Seria importante trazer à tona uma ou outra porção da vida do Ministro Lewandowski. Seu currículo é extenso. (https://portal.stf.jus.br/ministro/presidente.asp?periodo=stf&id=41). Afirme-se que foi um excelente pretor, merecendo respeito e afeto da classe jurídica, com relevo para toda a advocacia brasileira. Este antigo criminalista, ombreando com vetustos companheiros, tem a virtude ou qualidade de se manter, teimosamente, no uso da beca com que pela primeira vez atuou, ainda solicitador-acadêmico, no Tribunal do Júri paulista. Foi professor de uns e outros que, adiante, se transformaram em grandes magistrados. Embora não se cuidando de um costume, tornou-se depositário da veste utilizada por alguns, enquanto, depois de concursados, deixavam a beca para vestir a toga. Teve a honra, este antigo rábula, de guardar para a posteridade um dos trajes de Waldir Trancoso Peres, dos maiores, se não o maior, tribuno da advocacia criminal brasileira. É muito relevante tal devaneio, porque o decanato é um posto reservado àqueles cuja memória é, obviamente, arquivo daquilo que nos aconteceu, desde o contável aos segredos ciosamente protegidos pelos participes.

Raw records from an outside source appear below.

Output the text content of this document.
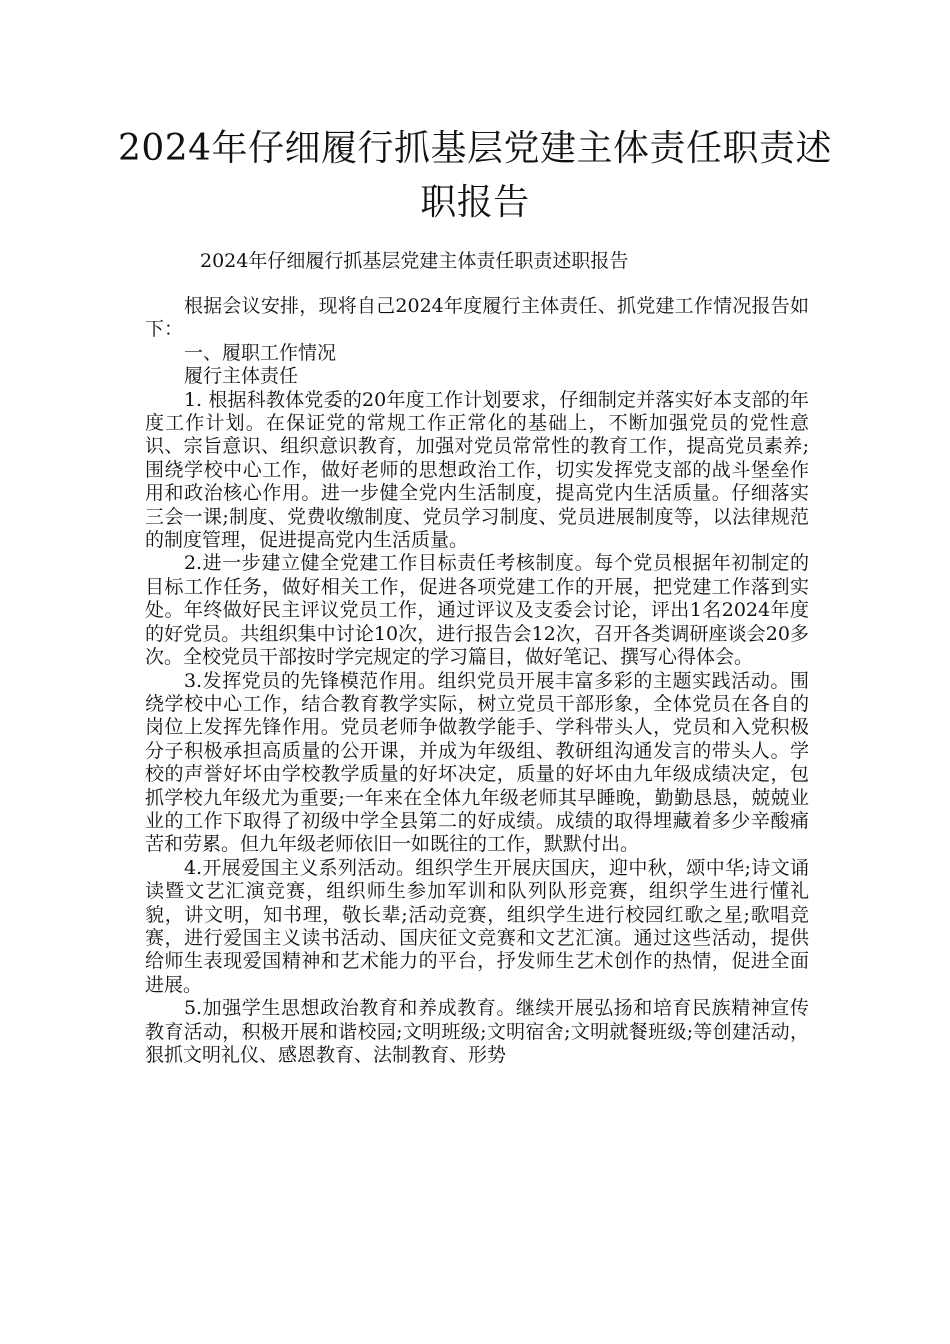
2024年仔细履行抓基层党建主体责任职责述职报告

2024年仔细履行抓基层党建主体责任职责述职报告

根据会议安排，现将自己2024年度履行主体责任、抓党建工作情况报告如下：

一、履职工作情况

履行主体责任

1. 根据科教体党委的20年度工作计划要求，仔细制定并落实好本支部的年度工作计划。在保证党的常规工作正常化的基础上，不断加强党员的党性意识、宗旨意识、组织意识教育，加强对党员常常性的教育工作，提高党员素养;围绕学校中心工作，做好老师的思想政治工作，切实发挥党支部的战斗堡垒作用和政治核心作用。进一步健全党内生活制度，提高党内生活质量。仔细落实三会一课;制度、党费收缴制度、党员学习制度、党员进展制度等，以法律规范的制度管理，促进提高党内生活质量。

2.进一步建立健全党建工作目标责任考核制度。每个党员根据年初制定的目标工作任务，做好相关工作，促进各项党建工作的开展，把党建工作落到实处。年终做好民主评议党员工作，通过评议及支委会讨论，评出1名2024年度的好党员。共组织集中讨论10次，进行报告会12次，召开各类调研座谈会20多次。全校党员干部按时学完规定的学习篇目，做好笔记、撰写心得体会。

3.发挥党员的先锋模范作用。组织党员开展丰富多彩的主题实践活动。围绕学校中心工作，结合教育教学实际，树立党员干部形象，全体党员在各自的岗位上发挥先锋作用。党员老师争做教学能手、学科带头人，党员和入党积极分子积极承担高质量的公开课，并成为年级组、教研组沟通发言的带头人。学校的声誉好坏由学校教学质量的好坏决定，质量的好坏由九年级成绩决定，包抓学校九年级尤为重要;一年来在全体九年级老师其早睡晚，勤勤恳恳，兢兢业业的工作下取得了初级中学全县第二的好成绩。成绩的取得埋藏着多少辛酸痛苦和劳累。但九年级老师依旧一如既往的工作，默默付出。

4.开展爱国主义系列活动。组织学生开展庆国庆，迎中秋，颂中华;诗文诵读暨文艺汇演竞赛，组织师生参加军训和队列队形竞赛，组织学生进行懂礼貌，讲文明，知书理，敬长辈;活动竞赛，组织学生进行校园红歌之星;歌唱竞赛，进行爱国主义读书活动、国庆征文竞赛和文艺汇演。通过这些活动，提供给师生表现爱国精神和艺术能力的平台，抒发师生艺术创作的热情，促进全面进展。

5.加强学生思想政治教育和养成教育。继续开展弘扬和培育民族精神宣传教育活动，积极开展和谐校园;文明班级;文明宿舍;文明就餐班级;等创建活动，狠抓文明礼仪、感恩教育、法制教育、形势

Dentro do contexto, enquanto recebendo o Ministro Lewandowski de volta à advocacia, é necessário dizer que o excelso magistrado é recebido com muito carinho pela família que o cedeu à judicatura. Diga-se, aqui, que galardão outro eu não tenho para abraçá-lo, a não ser aquele advindo da antiguidade. Não somos amigos. Nunca estivemos próximos.

 

Este avelhentado criminalista, quando levado a tanto, põe ao sol as vestimentas sagradas que servem solenemente ao exercício da profissão de advogado. Hoje é um daqueles dias. Colocou-as à luz de uma bela manhã neste jardim da velha residência a lhe servir de escrivaninha. A beca que foi de Troncoso Peres, o espanhol, pediu uma das rosas florindo no jardim ao lado. O Leite Fernandes foi lá, cortou os botõezinhos mais bonitos e os fixou no peitoral daquela vestimenta. Uma atitude suave sim, mas que tem para este rabulão um sentido todo especial: repita-se, o Ministro Lewandowski e o Paulo Sérgio nunca tiveram chegança, mas os votos daquele juiz foram lidos aqui, pois vinham robustos e nutridos pela sabedoria. Lendo o último Acórdão relatado por Ricardo Lewandowski, viu-se uma citação curta, discreta, mas significativa, entretanto, de um verdadeiro reencontro do juiz com a arte da advocacia: o Ministro se referiu ao Leite Fernandes enquanto este fora autor de obra atinente ao assunto posto em discussão. Este criminalista nunca foi dogmata de peso no panorama jurídico nacional. Escreveu aqui e ali, mas a citação no voto valeu no intimo deste advogado como um abraço de reencetamento da tarefa a que se dispõe o Lewandowski advogado, um bom dia, quem sabe …

 

Aquela menção foi como uma rosa, sim, posta entre as muitas páginas daquele voto volumoso. Daí, eu vim ao meu jardim. Escolhi uns botões no roseiral e os plantei na veste que pertenceu ao Waldir, companheira, como as outras, desta vilegiatura pelos atalhos da existência. Venha bem, Ministro-Advogado. Nós o reacolhemos, alegres e concorrentes na satisfação do retorno. E La Nave Va.